US 12,086,287 B2
	Horizontally-scalable data de-identification
David Jensen, Ouray, CO (US); and Joseph David Jensen, Santa Clara, CA (US)
Assigned to Snowflake Inc., Bozeman, MT (US)
Filed by SNOWFLAKE INC., Bozeman, MT (US)
Filed on Nov. 3, 2022, as Appl. No. 17/980,371.
Application 17/980,371 is a continuation of application No. 17/352,217, filed on Jun. 18, 2021, granted, now 11,501,021.
Claims priority of provisional application 63/180,047, filed on Apr. 26, 2021.
Prior Publication US 2023/0050290 A1, Feb. 16, 2023
This patent is subject to a terminal disclaimer.
Int. Cl.

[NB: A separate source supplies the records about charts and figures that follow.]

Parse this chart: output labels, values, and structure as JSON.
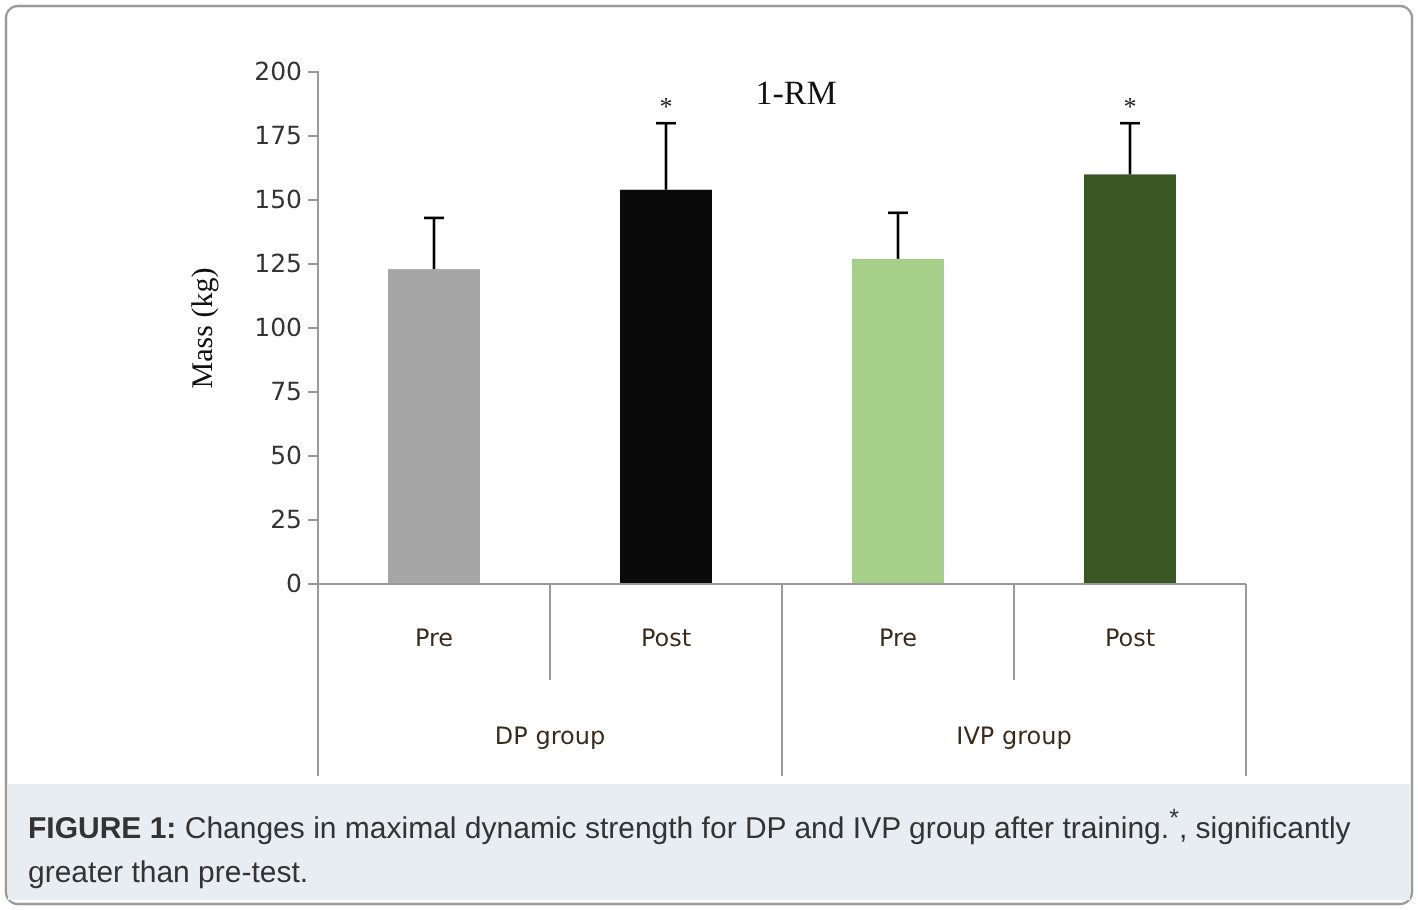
{
  "chart_data": {
    "type": "bar",
    "title": "1-RM",
    "ylabel": "Mass (kg)",
    "categories": [
      "Pre",
      "Post",
      "Pre",
      "Post"
    ],
    "values": [
      123,
      154,
      127,
      160
    ],
    "colors": [
      "#a6a6a6",
      "#0a0a0a",
      "#a6d08a",
      "#385723"
    ],
    "errors": [
      [
        123,
        143
      ],
      [
        154,
        180
      ],
      [
        127,
        145
      ],
      [
        160,
        180
      ]
    ],
    "value_labels": [
      null,
      "*",
      null,
      "*"
    ],
    "ylim": [
      0,
      200
    ],
    "yticks": [
      0,
      25,
      50,
      75,
      100,
      125,
      150,
      175,
      200
    ],
    "annotations": [
      "DP group",
      "IVP group",
      "FIGURE 1: Changes in maximal dynamic strength for DP and IVP group after training.$^{*}$, significantly greater than pre-test."
    ]
  }
}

G06F 16/00 (2019.01); G06F 16/22 (2019.01); G06F 16/28 (2019.01); G06F 21/62 (2013.01)

CPC G06F 21/6254 (2013.01) [G06F 16/221 (2019.01); G06F 16/282 (2019.01); G06F 21/6227 (2013.01)]

27 Claims

1. A method comprising:

receiving data from a data source;

transforming the data, using structured query language (SQL), into integer data;

generating a plurality of generalizations of the integer data;

sending the plurality of generalizations of the integer data to a plurality of execution nodes, each node of the plurality of execution nodes operating on a set of data separable from a set of data on another execution node, wherein each of the plurality of execution nodes includes computational resources to compute a candidate generalization using an information loss scoring function, wherein computing the candidate generalization includes grouping the plurality of generalizations into a set of equivalence classes and pruning the set of equivalence classes;

receiving a set of candidate generalizations from the plurality of execution nodes, wherein a candidate generalization includes:

an equivalence class size approximation, wherein an equivalence class approximation is determined by computing an upper bound for an equivalence class size, based at least in part on a k-value, a number of records, a number of records in a set of equivalence classes with a size greater or equal to the k-value, a number of records in a set of equivalence classes with a size less than the k-value, and a maximum equivalence class size;

a suppression approximation comprising a number of suppressed records, the suppression approximation based at least in part on the number of records and the k-value; and

an information loss score;

selecting a preferred generalization from the set of candidate generalizations;

generating an anonymized view of the integer data using the preferred generalization; and

providing a view of the integer data in which a data subject is unidentifiable directly or indirectly.